В глубине души Фабиола понимала, что не права, но самоуверенность служанки выводила ее из себя, раздражение требовало выхода. Значит, ни от горестей, ни от вины сегодня не избавиться, поэтому лучше попытаться уснуть - сна-то Фабиоле в последнее время как раз не хватало, - а с Доцилозой поговорить завтра. Девушка замедлила дыхание и притворилась спящей. Удовлетворенный Брут, отдав Доцилозе очередные распоряжения, вышел: ему по-прежнему хотелось увидеть эфиопского быка.
Недовольно вздохнув, Доцилоза уселась на табурет в изножье постели и попробовала заговорить с Фабиолой, однако та, по-прежнему раздраженная, не обращала внимания на ее шепот, и Доцилоза после нескольких попыток замолчала. Вскоре Фабиола и вправду провалилась в сон - Лупанарий в последнее время выжимал из нее последние силы.
Несмотря на снотворные настои, которыми напоил ее Брут, спокойно подремать не удалось - из кошмаров было не выбраться: то Антоний прознает о тайных планах отмщения и тащит ее к Цезарю, то потом, хохоча, наблюдает за тем, как Цезарь ее насилует… Фабиола металась на постели, не в силах прогнать жуткие видения, но когда во сне, где она никак не могла найти Брута, натешившийся Цезарь отдал ее Сцеволе - проснулась в холодном поту. В комнате царило безмолвие - неужели она одна? Взгляд Фабиолы метнулся к табурету в изножье: вместо Доцилозы там теперь сидел Веттий.

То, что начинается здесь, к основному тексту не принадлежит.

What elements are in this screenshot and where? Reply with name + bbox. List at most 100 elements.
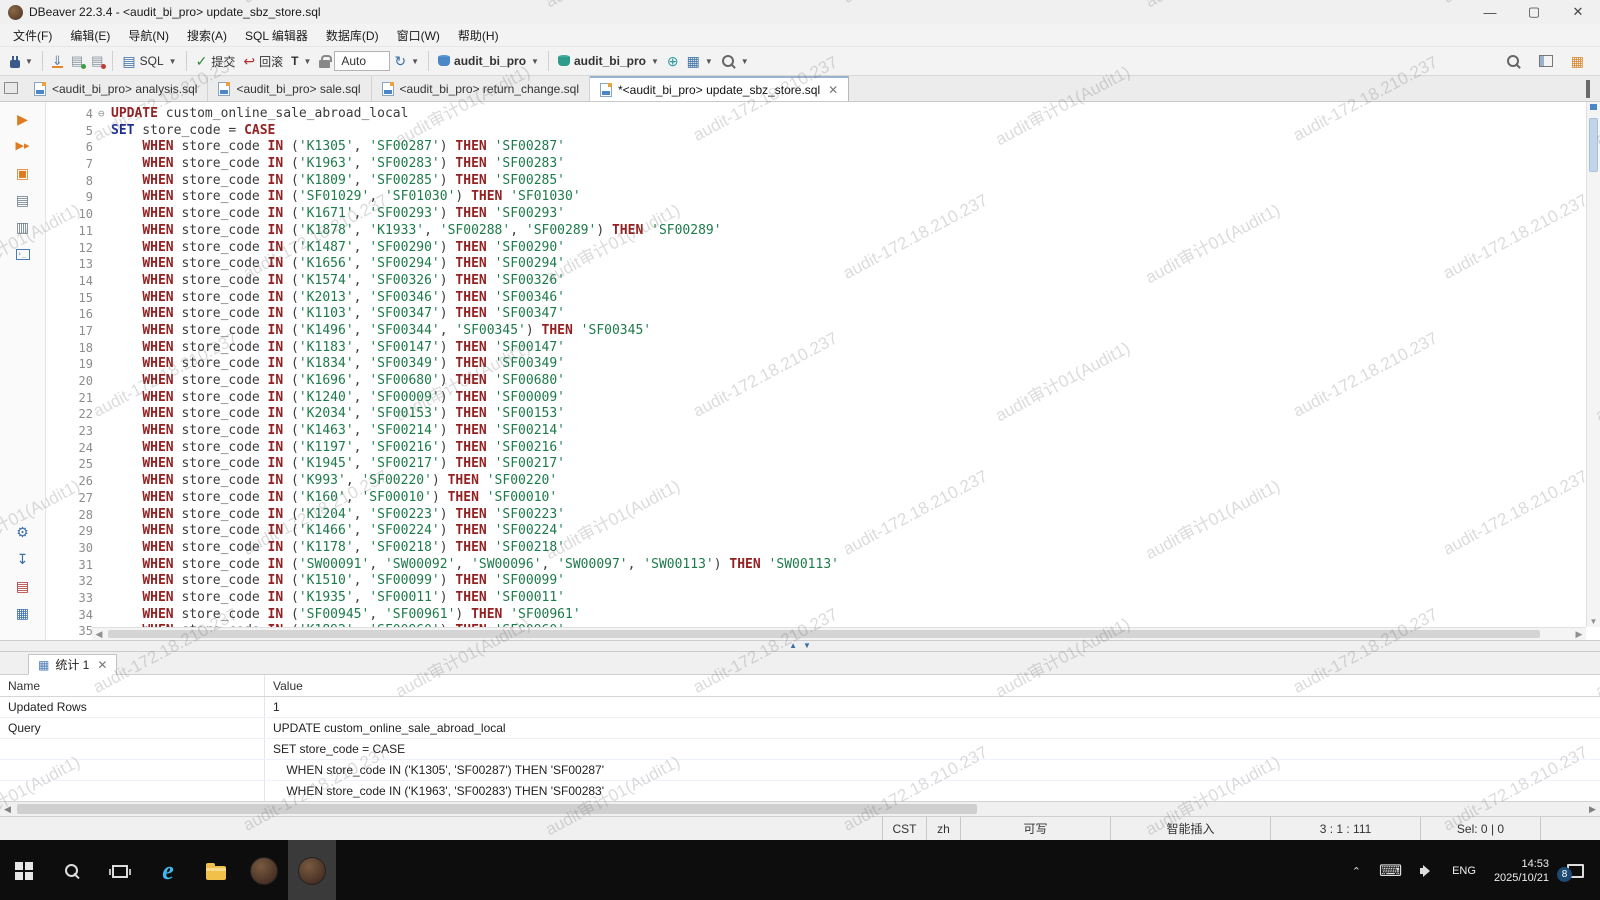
open-grid-button[interactable]: ▦	[14, 604, 32, 622]
statement-log-button[interactable]: ▥	[14, 218, 32, 236]
vertical-scrollbar[interactable]: ▲ ▼	[1586, 102, 1600, 627]
code-line[interactable]: 16 WHEN store_code IN ('K1103', 'SF00347…	[46, 306, 1600, 323]
code-line[interactable]: 28 WHEN store_code IN ('K1204', 'SF00223…	[46, 507, 1600, 524]
table-row[interactable]: WHEN store_code IN ('K1963', 'SF00283') …	[0, 781, 1600, 801]
rollback-button[interactable]: ↩回滚	[239, 50, 287, 73]
taskbar-search-button[interactable]	[48, 840, 96, 900]
editor-list-button[interactable]	[0, 76, 24, 101]
code-line[interactable]: 9 WHEN store_code IN ('SF01029', 'SF0103…	[46, 189, 1600, 206]
code-line[interactable]: 33 WHEN store_code IN ('K1935', 'SF00011…	[46, 590, 1600, 607]
code-line[interactable]: 25 WHEN store_code IN ('K1945', 'SF00217…	[46, 456, 1600, 473]
execute-statement-button[interactable]: ▶	[14, 110, 32, 128]
save-button[interactable]: ⇓	[48, 52, 67, 71]
editor-tab[interactable]: <audit_bi_pro> sale.sql	[208, 76, 371, 101]
pinned-app-button[interactable]	[240, 840, 288, 900]
code-line[interactable]: 13 WHEN store_code IN ('K1656', 'SF00294…	[46, 256, 1600, 273]
close-button[interactable]: ✕	[1556, 0, 1600, 24]
internet-explorer-button[interactable]: e	[144, 840, 192, 900]
column-header-name[interactable]: Name	[0, 675, 265, 696]
menu-item[interactable]: 编辑(E)	[61, 24, 119, 47]
quick-access-search-button[interactable]	[1502, 51, 1525, 72]
code-line[interactable]: 22 WHEN store_code IN ('K2034', 'SF00153…	[46, 406, 1600, 423]
dbeaver-perspective-button[interactable]: ▦	[1567, 51, 1588, 71]
maximize-button[interactable]: ▢	[1512, 0, 1556, 24]
new-connection-button[interactable]: ▼	[6, 52, 37, 71]
code-line[interactable]: 12 WHEN store_code IN ('K1487', 'SF00290…	[46, 240, 1600, 257]
close-script-button[interactable]: ▤	[87, 50, 107, 72]
open-perspective-button[interactable]	[1535, 52, 1557, 70]
commit-mode-combo[interactable]: Auto	[334, 51, 390, 71]
code-line[interactable]: 26 WHEN store_code IN ('K993', 'SF00220'…	[46, 473, 1600, 490]
code-line[interactable]: 11 WHEN store_code IN ('K1878', 'K1933',…	[46, 223, 1600, 240]
editor-tab[interactable]: *<audit_bi_pro> update_sbz_store.sql✕	[590, 76, 849, 101]
scroll-right-icon[interactable]: ▶	[1572, 628, 1586, 640]
action-center-button[interactable]: 8	[1558, 840, 1600, 900]
code-line[interactable]: 20 WHEN store_code IN ('K1696', 'SF00680…	[46, 373, 1600, 390]
vertical-scroll-thumb[interactable]	[1589, 118, 1598, 172]
sash-up-icon[interactable]: ▲	[789, 642, 797, 650]
transaction-mode-button[interactable]: T▼	[287, 51, 315, 71]
touch-keyboard-button[interactable]: ⌨	[1370, 840, 1411, 900]
code-line[interactable]: 4⊖UPDATE custom_online_sale_abroad_local	[46, 106, 1600, 123]
menu-item[interactable]: 数据库(D)	[317, 24, 388, 47]
explain-plan-button[interactable]: ▤	[14, 191, 32, 209]
horizontal-scroll-thumb[interactable]	[108, 630, 1540, 638]
code-line[interactable]: 29 WHEN store_code IN ('K1466', 'SF00224…	[46, 523, 1600, 540]
table-row[interactable]: QueryUPDATE custom_online_sale_abroad_lo…	[0, 718, 1600, 739]
code-line[interactable]: 7 WHEN store_code IN ('K1963', 'SF00283'…	[46, 156, 1600, 173]
export-result-button[interactable]: ↧	[14, 550, 32, 568]
minimize-button[interactable]: —	[1468, 0, 1512, 24]
column-header-value[interactable]: Value	[265, 675, 303, 696]
sash-down-icon[interactable]: ▼	[803, 642, 811, 650]
start-button[interactable]	[0, 840, 48, 900]
code-line[interactable]: 8 WHEN store_code IN ('K1809', 'SF00285'…	[46, 173, 1600, 190]
fold-marker-icon[interactable]: ⊖	[96, 106, 111, 123]
status-segment[interactable]: 可写	[960, 817, 1110, 840]
sql-editor[interactable]: 4⊖UPDATE custom_online_sale_abroad_local…	[46, 102, 1600, 640]
report-button[interactable]: ▤	[14, 577, 32, 595]
refresh-button[interactable]: ↻▼	[390, 51, 423, 71]
code-line[interactable]: 6 WHEN store_code IN ('K1305', 'SF00287'…	[46, 139, 1600, 156]
table-row[interactable]: Updated Rows1	[0, 697, 1600, 718]
code-line[interactable]: 15 WHEN store_code IN ('K2013', 'SF00346…	[46, 290, 1600, 307]
status-segment[interactable]: zh	[926, 817, 960, 840]
commit-button[interactable]: ✓提交	[192, 50, 240, 73]
results-scroll-thumb[interactable]	[17, 804, 977, 814]
table-row[interactable]: WHEN store_code IN ('K1305', 'SF00287') …	[0, 760, 1600, 781]
panel-sash[interactable]: ▲ ▼	[0, 640, 1600, 652]
close-icon[interactable]: ✕	[828, 83, 838, 97]
scroll-left-icon[interactable]: ◀	[0, 802, 15, 816]
task-view-button[interactable]	[96, 840, 144, 900]
code-line[interactable]: 27 WHEN store_code IN ('K160', 'SF00010'…	[46, 490, 1600, 507]
language-indicator[interactable]: ENG	[1443, 840, 1485, 900]
code-line[interactable]: 19 WHEN store_code IN ('K1834', 'SF00349…	[46, 356, 1600, 373]
close-icon[interactable]: ✕	[97, 658, 107, 672]
menu-item[interactable]: SQL 编辑器	[236, 24, 317, 47]
code-line[interactable]: 34 WHEN store_code IN ('SF00945', 'SF009…	[46, 607, 1600, 624]
code-line[interactable]: 30 WHEN store_code IN ('K1178', 'SF00218…	[46, 540, 1600, 557]
schema-selector[interactable]: audit_bi_pro▼	[554, 51, 663, 71]
scroll-down-icon[interactable]: ▼	[1587, 617, 1600, 626]
toolbar-search-button[interactable]: ▼	[717, 51, 753, 72]
file-explorer-button[interactable]	[192, 840, 240, 900]
status-segment[interactable]: Sel: 0 | 0	[1420, 817, 1540, 840]
hidden-icons-button[interactable]: ⌃	[1343, 840, 1370, 900]
editor-settings-button[interactable]: ⚙	[14, 523, 32, 541]
execute-script-button[interactable]: ▶▸	[14, 137, 32, 155]
code-line[interactable]: 21 WHEN store_code IN ('K1240', 'SF00009…	[46, 390, 1600, 407]
network-button[interactable]: ⊕	[663, 51, 683, 71]
database-selector[interactable]: audit_bi_pro▼	[434, 51, 543, 71]
code-line[interactable]: 10 WHEN store_code IN ('K1671', 'SF00293…	[46, 206, 1600, 223]
transaction-lock-button[interactable]	[315, 51, 334, 71]
horizontal-scrollbar[interactable]: ◀ ▶	[92, 627, 1586, 640]
status-segment[interactable]: 3 : 1 : 111	[1270, 817, 1420, 840]
menu-item[interactable]: 帮助(H)	[449, 24, 508, 47]
code-line[interactable]: 14 WHEN store_code IN ('K1574', 'SF00326…	[46, 273, 1600, 290]
editor-tab[interactable]: <audit_bi_pro> analysis.sql	[24, 76, 208, 101]
scroll-left-icon[interactable]: ◀	[92, 628, 106, 640]
code-line[interactable]: 31 WHEN store_code IN ('SW00091', 'SW000…	[46, 557, 1600, 574]
save-as-button[interactable]: ▤	[67, 50, 87, 72]
code-line[interactable]: 5SET store_code = CASE	[46, 123, 1600, 140]
menu-item[interactable]: 窗口(W)	[388, 24, 449, 47]
code-line[interactable]: 24 WHEN store_code IN ('K1197', 'SF00216…	[46, 440, 1600, 457]
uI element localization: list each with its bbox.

При виде ее блуждающего взгляда и судорожно сжатых кулаков, вцепившихся в одеяло, он испуганно вскочил.
- Привести врача, госпожа?
- Что? Нет, мне уже лучше. - Телом она и вправду отдохнула, только вот мозг полнился кошмарами. Стараясь прогнать из их памяти, Фабиола выпрямилась на постели. - Где Доцилоза?
Веттий отвел взгляд.
- Ушла повидаться с дочерью.
- Когда?
- Часа три назад.
- И бросила меня больную? - недоверчиво воскликнула Фабиола.
- Она сказала, что жар спал, - виновато пробормотал Веттий, будто хозяйку оставила не Доцилоза, а он сам. - Ей показалось?
- Нет, - вздохнула Фабиола, решив не усугублять и без того непростое положение. - Жар прошел. Ступай на свое место.
Веттий, которого болезнь хозяйки повергла было в уныние, расплылся в улыбке: если Фабиола выздоровела - значит, весь мир вновь счастлив.
Провожая глазами его крепкую спину, Фабиола пожалела, что ее собственные взгляды на жизнь не так просты.